Licht durch die Wand
Die internationale Gruppe der an ALPS beteiligten Physikerinnen und Physiker verfolgt den unmöglich anmutenden Ansatz, „Licht durch eine Wand“ zu schicken: Sie senden einen Laserstrahl durch das starke Magnetfeld von ursprünglich für den HERA-Beschleuniger gebauten supraleitenden Dipolmagneten. Sollte es tatsächlich WISPs geben, so könnte ein Teil der Photonen (Lichtteilchen) des Laserstrahls dabei verschwinden und sich in die unbekannten Leichtgewichte umwandeln. In der Mitte zwischen den Magneten stoppt eine Wand das Laserlicht. Die erzeugten WISPs könnten die Wand jedoch durchqueren – da sie so selten mit anderen Teilchen wechselwirken, ist feste Materie für sie kein Hindernis. Im Magnetfeld hinter der Wand könnten sich einige der theoretisch vorhergesagten neuen Teilchen wieder in Lichtteilchen zurück verwandeln, die sich dann mit einem Photonendetektor nachweisen ließen. Damit wäre das Licht in der Tat „durch die Wand“ gegangen.
Klein aber fein
In der ersten Phase des ALPS-Experiments von 2007 bis 2010 nutzten die Forschenden zunächst einen einzelnen HERA-Magneten. Als weltweit empfindlichstes Experiment auf diesem Gebiet lieferte ALPS die genauesten Grenzen für die Existenz von WISPs – mit zehnmal besserem Ergebnis als frühere Experimente. Um die Empfindlichkeit der Messungen nochmals um mehrere Größenordnungen zu erhöhen, fahndet jetzt ALPS II mit 24 modifizierten HERA-Dipolen, in deren Mitte sich die zu durchdringende Wand befindet, nach WISPs. Kombiniert mit sogenannten optischen Resonatoren auf beiden Seiten der Wand und einem extrem sensitiven Detektionssystem, das ein Lichtteilchen pro Tag aufspüren kann, wird ALPS II 12 Größenordnungen empfindlicher als das erste Licht-durch-die-Wand-Experiment bei DESY sein. Ein Ziel des Teams ist die Prüfung astrophysikalischer Hinweise auf WISPs.
Wer weiß – womöglich gelingt es ALPS II mit den recycelten HERA-Magneten, vor den Experimenten an den milliardenschweren Beschleunigern Hinweise auf neue Physik zu finden.
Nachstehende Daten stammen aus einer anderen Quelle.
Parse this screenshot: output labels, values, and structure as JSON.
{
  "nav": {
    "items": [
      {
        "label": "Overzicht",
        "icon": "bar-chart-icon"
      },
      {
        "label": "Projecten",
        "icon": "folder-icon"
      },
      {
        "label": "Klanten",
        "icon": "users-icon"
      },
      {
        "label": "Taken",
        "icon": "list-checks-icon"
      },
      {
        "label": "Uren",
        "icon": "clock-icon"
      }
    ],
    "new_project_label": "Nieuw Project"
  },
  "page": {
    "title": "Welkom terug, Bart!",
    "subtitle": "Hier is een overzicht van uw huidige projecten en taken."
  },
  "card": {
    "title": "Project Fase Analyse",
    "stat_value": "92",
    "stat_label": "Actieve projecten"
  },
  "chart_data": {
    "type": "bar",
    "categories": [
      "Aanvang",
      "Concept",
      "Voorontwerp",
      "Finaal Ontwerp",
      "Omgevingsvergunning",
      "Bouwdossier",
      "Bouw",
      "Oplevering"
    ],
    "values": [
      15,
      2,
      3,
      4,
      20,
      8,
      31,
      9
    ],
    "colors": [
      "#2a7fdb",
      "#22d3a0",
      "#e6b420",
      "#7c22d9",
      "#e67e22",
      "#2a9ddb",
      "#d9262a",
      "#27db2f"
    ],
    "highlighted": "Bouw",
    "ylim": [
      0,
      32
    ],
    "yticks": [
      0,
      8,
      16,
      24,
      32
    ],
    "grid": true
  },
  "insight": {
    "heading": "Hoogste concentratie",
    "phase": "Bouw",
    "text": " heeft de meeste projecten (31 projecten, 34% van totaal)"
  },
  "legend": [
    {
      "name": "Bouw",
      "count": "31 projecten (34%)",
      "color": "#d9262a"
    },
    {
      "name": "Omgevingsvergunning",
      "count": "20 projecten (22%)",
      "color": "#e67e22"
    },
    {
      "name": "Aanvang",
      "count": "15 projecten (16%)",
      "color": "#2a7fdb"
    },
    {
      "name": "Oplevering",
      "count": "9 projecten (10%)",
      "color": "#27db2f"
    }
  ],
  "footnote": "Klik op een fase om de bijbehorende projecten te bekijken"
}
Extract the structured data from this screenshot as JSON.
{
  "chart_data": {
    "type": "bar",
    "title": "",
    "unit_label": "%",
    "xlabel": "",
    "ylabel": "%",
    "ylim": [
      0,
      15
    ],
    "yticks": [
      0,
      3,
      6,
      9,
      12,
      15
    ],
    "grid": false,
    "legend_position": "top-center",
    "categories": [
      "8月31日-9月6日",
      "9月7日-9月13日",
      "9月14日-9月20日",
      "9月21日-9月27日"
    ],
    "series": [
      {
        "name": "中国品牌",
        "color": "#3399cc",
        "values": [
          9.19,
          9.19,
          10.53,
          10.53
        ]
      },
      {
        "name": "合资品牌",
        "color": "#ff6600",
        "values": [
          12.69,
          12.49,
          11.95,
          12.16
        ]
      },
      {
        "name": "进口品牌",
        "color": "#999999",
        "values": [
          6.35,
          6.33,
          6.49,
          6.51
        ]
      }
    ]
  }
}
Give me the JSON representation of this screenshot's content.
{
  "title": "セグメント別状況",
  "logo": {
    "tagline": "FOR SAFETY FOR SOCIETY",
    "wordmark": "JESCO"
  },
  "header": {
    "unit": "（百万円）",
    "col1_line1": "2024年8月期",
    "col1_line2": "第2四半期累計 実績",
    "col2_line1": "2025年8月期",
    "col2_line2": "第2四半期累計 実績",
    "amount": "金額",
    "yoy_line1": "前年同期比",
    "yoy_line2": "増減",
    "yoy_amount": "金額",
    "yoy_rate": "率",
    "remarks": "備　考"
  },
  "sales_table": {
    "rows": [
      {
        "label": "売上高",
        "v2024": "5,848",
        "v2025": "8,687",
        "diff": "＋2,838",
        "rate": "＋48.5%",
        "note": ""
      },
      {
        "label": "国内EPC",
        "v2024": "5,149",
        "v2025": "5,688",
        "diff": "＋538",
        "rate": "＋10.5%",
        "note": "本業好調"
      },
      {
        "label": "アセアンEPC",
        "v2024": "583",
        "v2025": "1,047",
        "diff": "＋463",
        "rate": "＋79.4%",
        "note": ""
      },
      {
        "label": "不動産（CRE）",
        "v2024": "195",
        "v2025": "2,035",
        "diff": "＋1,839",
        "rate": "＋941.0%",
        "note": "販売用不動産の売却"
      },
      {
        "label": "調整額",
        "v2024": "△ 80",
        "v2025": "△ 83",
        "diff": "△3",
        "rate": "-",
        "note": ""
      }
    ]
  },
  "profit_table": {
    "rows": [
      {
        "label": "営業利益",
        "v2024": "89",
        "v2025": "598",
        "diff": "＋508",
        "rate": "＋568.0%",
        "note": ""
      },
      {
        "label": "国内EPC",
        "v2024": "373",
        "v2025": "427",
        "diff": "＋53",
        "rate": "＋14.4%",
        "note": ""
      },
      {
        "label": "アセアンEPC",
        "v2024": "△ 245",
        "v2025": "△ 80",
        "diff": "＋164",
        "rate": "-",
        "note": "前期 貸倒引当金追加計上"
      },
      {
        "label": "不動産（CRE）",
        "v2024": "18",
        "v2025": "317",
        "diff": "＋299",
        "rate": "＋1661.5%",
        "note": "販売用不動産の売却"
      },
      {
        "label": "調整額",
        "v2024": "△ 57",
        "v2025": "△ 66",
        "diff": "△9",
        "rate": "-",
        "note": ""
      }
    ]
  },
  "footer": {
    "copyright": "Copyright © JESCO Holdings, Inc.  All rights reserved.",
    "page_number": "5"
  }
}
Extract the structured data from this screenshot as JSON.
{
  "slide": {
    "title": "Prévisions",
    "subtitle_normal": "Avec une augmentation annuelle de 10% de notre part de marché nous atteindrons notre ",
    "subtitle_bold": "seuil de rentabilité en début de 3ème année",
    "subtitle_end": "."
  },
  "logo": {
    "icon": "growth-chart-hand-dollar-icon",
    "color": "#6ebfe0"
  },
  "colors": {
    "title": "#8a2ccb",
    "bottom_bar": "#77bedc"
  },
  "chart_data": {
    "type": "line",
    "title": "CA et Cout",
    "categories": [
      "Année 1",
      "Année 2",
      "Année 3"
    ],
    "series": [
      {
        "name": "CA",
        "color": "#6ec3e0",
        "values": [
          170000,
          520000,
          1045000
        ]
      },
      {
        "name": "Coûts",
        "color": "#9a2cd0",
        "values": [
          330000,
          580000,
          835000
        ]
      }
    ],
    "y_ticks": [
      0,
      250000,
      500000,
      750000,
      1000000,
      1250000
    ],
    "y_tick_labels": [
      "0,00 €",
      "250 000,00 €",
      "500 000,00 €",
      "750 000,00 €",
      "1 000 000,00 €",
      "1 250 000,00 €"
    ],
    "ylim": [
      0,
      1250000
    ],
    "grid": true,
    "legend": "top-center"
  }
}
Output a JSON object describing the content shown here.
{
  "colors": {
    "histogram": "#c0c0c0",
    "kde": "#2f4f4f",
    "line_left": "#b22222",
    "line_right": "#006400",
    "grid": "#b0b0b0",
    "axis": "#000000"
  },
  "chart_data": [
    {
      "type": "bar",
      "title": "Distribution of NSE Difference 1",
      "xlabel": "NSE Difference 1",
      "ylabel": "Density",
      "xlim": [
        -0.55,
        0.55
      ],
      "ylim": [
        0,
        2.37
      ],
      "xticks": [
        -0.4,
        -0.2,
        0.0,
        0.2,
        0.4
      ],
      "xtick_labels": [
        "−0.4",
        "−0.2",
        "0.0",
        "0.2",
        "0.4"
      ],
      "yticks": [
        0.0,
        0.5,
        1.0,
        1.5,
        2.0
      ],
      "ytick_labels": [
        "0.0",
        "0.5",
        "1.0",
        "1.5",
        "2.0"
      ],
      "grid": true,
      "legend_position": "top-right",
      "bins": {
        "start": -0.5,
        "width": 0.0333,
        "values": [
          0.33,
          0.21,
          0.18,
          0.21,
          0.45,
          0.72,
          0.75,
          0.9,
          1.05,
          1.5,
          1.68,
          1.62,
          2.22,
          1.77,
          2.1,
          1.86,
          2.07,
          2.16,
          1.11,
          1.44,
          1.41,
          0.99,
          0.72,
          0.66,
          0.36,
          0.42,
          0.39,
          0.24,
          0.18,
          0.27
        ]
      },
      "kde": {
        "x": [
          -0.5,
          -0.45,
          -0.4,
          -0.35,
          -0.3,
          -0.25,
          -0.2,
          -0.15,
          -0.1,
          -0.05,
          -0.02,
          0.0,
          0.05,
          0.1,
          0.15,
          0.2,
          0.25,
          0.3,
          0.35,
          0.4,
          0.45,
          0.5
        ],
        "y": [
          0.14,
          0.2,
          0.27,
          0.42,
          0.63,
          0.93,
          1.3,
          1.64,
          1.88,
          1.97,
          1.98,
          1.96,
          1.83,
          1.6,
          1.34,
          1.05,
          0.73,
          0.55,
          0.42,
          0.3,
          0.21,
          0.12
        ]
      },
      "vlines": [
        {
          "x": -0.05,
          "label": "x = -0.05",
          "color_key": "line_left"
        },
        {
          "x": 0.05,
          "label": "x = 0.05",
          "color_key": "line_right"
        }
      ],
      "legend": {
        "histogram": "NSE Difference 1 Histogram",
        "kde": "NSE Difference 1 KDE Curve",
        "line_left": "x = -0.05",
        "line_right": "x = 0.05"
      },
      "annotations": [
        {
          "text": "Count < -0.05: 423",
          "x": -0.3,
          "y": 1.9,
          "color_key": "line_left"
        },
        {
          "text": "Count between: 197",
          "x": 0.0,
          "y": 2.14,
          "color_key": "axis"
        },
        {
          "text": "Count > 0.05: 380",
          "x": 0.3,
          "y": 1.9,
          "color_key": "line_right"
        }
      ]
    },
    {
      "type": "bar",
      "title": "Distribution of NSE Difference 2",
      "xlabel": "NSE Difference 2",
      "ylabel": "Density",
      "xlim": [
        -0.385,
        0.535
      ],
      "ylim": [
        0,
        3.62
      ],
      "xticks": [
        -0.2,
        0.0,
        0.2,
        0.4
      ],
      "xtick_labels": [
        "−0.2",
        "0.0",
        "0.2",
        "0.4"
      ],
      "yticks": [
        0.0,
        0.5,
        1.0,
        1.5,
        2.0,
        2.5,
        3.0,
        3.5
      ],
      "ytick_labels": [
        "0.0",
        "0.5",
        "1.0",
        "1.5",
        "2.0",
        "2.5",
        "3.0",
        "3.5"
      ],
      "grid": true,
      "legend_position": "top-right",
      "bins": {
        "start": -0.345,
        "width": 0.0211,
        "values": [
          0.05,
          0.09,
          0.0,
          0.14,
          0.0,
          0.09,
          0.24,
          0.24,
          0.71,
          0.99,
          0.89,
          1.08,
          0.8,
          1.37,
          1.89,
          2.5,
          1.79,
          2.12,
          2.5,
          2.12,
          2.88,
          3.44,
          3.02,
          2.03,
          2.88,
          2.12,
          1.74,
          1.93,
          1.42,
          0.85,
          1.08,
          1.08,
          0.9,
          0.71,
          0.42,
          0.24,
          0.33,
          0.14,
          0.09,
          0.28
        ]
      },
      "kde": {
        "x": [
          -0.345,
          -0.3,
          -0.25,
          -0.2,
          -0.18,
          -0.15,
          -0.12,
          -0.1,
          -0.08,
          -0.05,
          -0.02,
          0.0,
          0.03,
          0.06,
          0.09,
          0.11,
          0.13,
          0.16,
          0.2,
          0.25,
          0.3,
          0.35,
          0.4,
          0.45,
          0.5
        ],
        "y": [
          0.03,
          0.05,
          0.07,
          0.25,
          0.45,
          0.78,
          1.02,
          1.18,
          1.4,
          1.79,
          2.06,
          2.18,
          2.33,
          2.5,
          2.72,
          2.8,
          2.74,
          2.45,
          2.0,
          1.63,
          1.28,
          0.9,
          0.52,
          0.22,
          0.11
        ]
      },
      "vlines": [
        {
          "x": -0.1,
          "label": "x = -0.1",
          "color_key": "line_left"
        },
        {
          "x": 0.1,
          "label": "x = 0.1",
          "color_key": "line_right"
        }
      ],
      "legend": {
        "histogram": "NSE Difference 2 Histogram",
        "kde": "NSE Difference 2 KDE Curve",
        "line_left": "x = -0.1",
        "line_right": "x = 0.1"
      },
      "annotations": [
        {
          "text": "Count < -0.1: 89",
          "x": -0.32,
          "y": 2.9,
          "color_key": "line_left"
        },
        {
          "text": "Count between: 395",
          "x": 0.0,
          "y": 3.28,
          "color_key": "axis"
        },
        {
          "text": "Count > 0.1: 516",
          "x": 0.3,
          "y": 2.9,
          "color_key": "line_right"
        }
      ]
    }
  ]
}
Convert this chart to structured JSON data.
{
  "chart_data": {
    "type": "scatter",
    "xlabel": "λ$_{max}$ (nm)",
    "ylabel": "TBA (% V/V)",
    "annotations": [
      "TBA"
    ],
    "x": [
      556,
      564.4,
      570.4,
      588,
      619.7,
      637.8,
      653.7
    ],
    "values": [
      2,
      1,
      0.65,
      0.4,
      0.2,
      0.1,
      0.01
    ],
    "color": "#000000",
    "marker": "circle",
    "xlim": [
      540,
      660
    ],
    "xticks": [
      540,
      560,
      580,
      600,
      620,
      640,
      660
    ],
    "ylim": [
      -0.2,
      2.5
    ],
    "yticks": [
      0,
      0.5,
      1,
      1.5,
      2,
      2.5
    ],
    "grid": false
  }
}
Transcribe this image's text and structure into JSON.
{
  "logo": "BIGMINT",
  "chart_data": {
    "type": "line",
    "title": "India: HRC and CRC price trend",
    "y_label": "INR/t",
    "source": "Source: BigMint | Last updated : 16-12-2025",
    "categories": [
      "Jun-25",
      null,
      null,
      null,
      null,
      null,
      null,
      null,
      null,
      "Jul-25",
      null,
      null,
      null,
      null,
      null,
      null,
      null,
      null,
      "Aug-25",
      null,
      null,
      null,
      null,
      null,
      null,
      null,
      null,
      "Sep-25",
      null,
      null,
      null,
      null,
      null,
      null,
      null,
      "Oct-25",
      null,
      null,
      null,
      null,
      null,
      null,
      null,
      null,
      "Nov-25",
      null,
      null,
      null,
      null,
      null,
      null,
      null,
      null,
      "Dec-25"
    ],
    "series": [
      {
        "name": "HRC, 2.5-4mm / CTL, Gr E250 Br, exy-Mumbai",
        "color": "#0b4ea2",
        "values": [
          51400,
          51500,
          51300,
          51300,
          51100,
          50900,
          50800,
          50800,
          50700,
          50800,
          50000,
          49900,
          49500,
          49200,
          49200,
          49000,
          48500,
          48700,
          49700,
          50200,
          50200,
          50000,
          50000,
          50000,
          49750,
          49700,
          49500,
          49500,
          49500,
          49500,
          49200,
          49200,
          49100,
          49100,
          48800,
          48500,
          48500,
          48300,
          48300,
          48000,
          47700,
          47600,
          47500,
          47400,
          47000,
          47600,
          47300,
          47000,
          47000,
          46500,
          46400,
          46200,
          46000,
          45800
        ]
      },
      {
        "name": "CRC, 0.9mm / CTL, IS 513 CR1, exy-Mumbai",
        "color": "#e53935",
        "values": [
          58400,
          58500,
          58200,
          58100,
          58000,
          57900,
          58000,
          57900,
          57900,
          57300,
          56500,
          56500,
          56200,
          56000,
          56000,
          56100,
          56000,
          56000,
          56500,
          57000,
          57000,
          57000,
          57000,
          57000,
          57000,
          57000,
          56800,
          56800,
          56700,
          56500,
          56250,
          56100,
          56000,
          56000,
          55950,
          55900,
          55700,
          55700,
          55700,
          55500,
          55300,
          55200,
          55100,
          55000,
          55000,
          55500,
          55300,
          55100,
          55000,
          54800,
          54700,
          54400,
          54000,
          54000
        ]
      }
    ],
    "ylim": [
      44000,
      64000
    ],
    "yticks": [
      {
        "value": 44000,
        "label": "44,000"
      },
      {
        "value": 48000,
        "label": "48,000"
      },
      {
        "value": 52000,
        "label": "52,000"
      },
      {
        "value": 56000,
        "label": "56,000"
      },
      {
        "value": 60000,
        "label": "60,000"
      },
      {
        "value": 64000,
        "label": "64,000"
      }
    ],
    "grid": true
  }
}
Auf jeden Fall ergänzt die Suche nach sehr leichten Teilchen im Niedrigenergiebereich die Messungen an den Großexperimenten bei höchsten Energien auf optimale Weise – in Kombination werden die Ergebnisse entscheidend dazu beitragen, unser Verständnis der elementaren Bausteine des Universums und ihrer Wechselwirkungen zu vertiefen.
Die Entwicklungsarbeiten für ALPS II begannen im Jahr 2011. Die ersten Ergebnisse werden für 2024 erwartet.
Weitere WISP-Experimente bei DESY
Sollten die WISP-Teilchen existieren, so müssten sie auch in großen Mengen in der Sonne produziert werden. Das Internationale AXion-Observatorium (IAXO) soll nach WISPs suchen, die von der Sonne ausgesandt werden. In einem speziellen Magneten, der der Sonne folgt, würden solche Teilchen in Röntgenphotonen umgewandelt. BabyIAXO, der Prototyp für IAXO, wird nicht nur die Erprobung wichtiger Technologien ermöglichen, sondern auch eine noch nie dagewesene Empfindlichkeit bei der WISP-Suche erreichen. Der Bau von BabyIAXO bei DESY könnte im Jahr 2025 beginnen, die ersten Daten könnte das Experiment vier Jahre später liefern.
Das Magnetized Disk and Mirror Axion eXperiment (MADMAX) zielt auf galaktische Axionen, also die Dunkle Materie, die uns ständig umgibt und dafür sorgt, dass unsere Galaxie zusammenhält. Diese uns umgebenden WISPs könnten sich – wiederum in einem sehr starken Magnetfeld – in sehr schwache Mikrowellenstrahlung umwandeln. Gegenwärtig laufen Prototypentests für MADMAX; das endgültige Experiment könnte im Jahr 2030 fertig sein.